Gier und Maßlosigkeit haben dem Rotwein geschadet
Bordeaux erwartet die Renaissance

Auf dem Bordeaux-Jahrgang 2015 ruht die Hoffnung einer ganzen Region. Nach den deutlichen Rückschlägen in der Vergangenheit ist ein Erfolg bitter nötig – Erzeuger und Händler müssen sich vor neuem Übermut in Acht nehmen.

BordeauxDie Weinbranche und die Freunde des Bordeaux richten ihre Augen auf den Jahrgang 2015: Er soll Erzeuger und Händler aus dem Trend rückläufiger Verkäufe und bescheidener Qualitäten herausreißen. Die Kunden hoffen auf einen besonderen Wein zu fairen Preisen. 2015 wird als exzellenter Bordeaux-Jahrgang geschätzt, der außerdem wieder ordentliche Mengen bietet.

Zugleich hofft man an der Gironde, die Folgen der eigenen Dummheiten zu überwinden, die Gier und Maßlosigkeit in den Jahren 2009 und 2010 verursacht haben. Die Preise der Spitzenweine aus Frankreichs berühmtestem und wichtigstem Anbaugebiet stiegen in astronomische Höhen. Der Rebensaft wurde vom Genussmittel zum Spekulationsobjekt, mit der Folge, dass viele traditionelle Kunden sich angewidert abgewendet haben. Vor allem China stieg aus. Ganz Bordeaux hatte unter dem Image zu leiden, überteuert zu sein.

Der angesehene Kritiker Robert Parker, der viel zum preislichen Aufstieg der Bordeaux-Weine beigetragen hat, kritisierte das System der Terminverkäufe von Bordeaux-Weinen („vente en primeur“) als völlig aus dem Ruder gelaufen: Weine der teuren Jahrgänge, die als Primeur gekauft wurden, sanken später kräftig im Preis. Eine nachträgliche Korrektur, die das komplexe und wenig transparente System gerade durch das Finden eines angemessenen Preises vermeiden sollte. Wer also auf das legendäre Modell aus Erzeugern, Händlern und Maklern vertraute, war der Dumme. Ist es damit am Ende?

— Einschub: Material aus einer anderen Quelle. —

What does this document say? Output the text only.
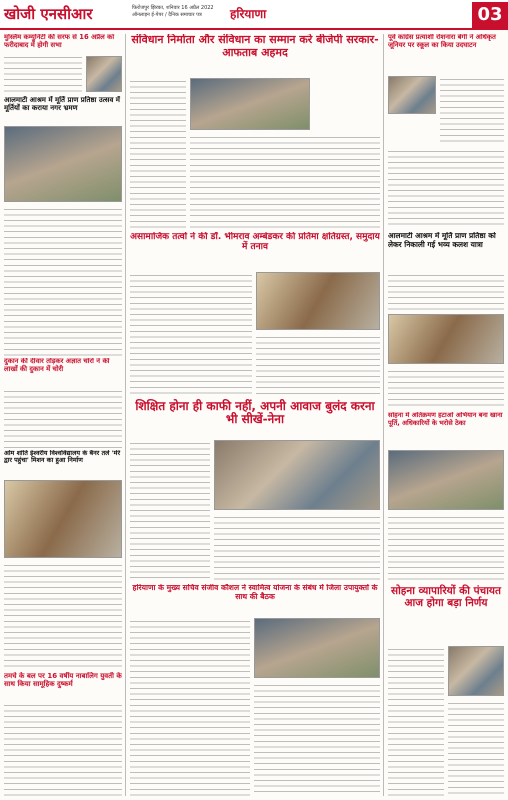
खोजी एनसीआर	फ़िरोजपुर झिरका, शनिवार 16 अप्रैल 2022
ऑनलाइन ई-पेपर / दैनिक समाचार पत्र	हरियाणा	03
मुस्लिम कम्युनिटी की सरफ से 16 अप्रैल को फरीदाबाद में होगी सभा
आलमाटी आश्रम में मूर्ति प्राण प्रतिष्ठा उत्सव में मूर्तियों का कराया नगर भ्रमण
दुकान की दीवार तोड़कर अज्ञात चोरों ने की लाखों की दुकान में चोरी
ओम शांति ईश्वरीय विश्वविद्यालय के बैनर तले 'मेरे द्वार पहुंचा' मिशन का हुआ निर्माण
तमचे के बल पर 16 वर्षीय नाबालिग युवती के साथ किया सामूहिक दुष्कर्म
संविधान निर्माता और संविधान का सम्मान करे बीजेपी सरकार-आफताब अहमद
असामाजिक तत्वों ने की डॉ. भीमराव अम्बेडकर की प्रतिमा क्षतिग्रस्त, समुदाय में तनाव
शिक्षित होना ही काफी नहीं, अपनी आवाज बुलंद करना भी सीखें-नेना
हरियाणा के मुख्य सचिव संजीव कौशल ने स्वामित्व योजना के संबंध में जिला उपायुक्तों के साथ की बैठक
पूर्व कांग्रेस प्रत्याशी रोशनारा बेगी ने अधिकृत जूनियर पर स्कूल का किया उदघाटन
आलमाटी आश्रम में मूर्ति प्राण प्रतिष्ठा को लेकर निकाली गई भव्य कलश यात्रा
सोहना में अतिक्रमण हटाओ अभियान बना खाना पूर्ति, अधिकारियों के भरोसे ठेका
सोहना व्यापारियों की पंचायत आज होगा बड़ा निर्णय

Patrick Bernard, Chef von Millesima, glaubt das nicht. Wir sitzen in seinem Depot am Quai de Paludate in Bordeaux, ganz nahe an der Garonne. Es ist kalt, 12 bis 13 Grad, ideale Temperatur für den Wein, nicht für den Menschen. Aber Bernard redet sich warm: „Das System funktioniert, wenn alle ihren gerechten Anteil an der Wertschöpfung haben: Erzeuger, Händler, Grossisten, Exporteure, Importeure, Einzelhandel und Kunde“, doch sei seit dem Jahrgang 2010 „neben dem Anteil der Châteaux nicht mehr viel für die anderen übrig geblieben“, sagt er dem Handelsblatt im Interview und schließt sich damit indirekt der Kritik an. Parker, der seit dem vergangenen Jahr keine Weine mehr benotet und an Neil Martin übergeben hat, habe dazu beigetragen, dass sich die Nachfrage auf Weine mit Spitzenbewertung von 95 oder mehr Punkten konzentriert habe und sich Preisblasen bildeten.

Bernard hat Millesima zum größten Internet-Händler für Spitzenweine gemacht. Nun übergibt er an seinen Sohn Fabrice. Doch vorher startet er noch einen weiteren Anlauf, seine Kundschaft auszweiten: „Wir beginnen, besonders guten Riesling aus Deutschland zu listen.“ Die Produkte exzellenter Lagen an der Mosel, im Rheingau und in der Pfalz sollen schon bald auf der Millesima-Preisliste zu finden sein. Sie treten damit neben die Gewächse aus Frankreich, Italien, Portugal, den USA und Australien.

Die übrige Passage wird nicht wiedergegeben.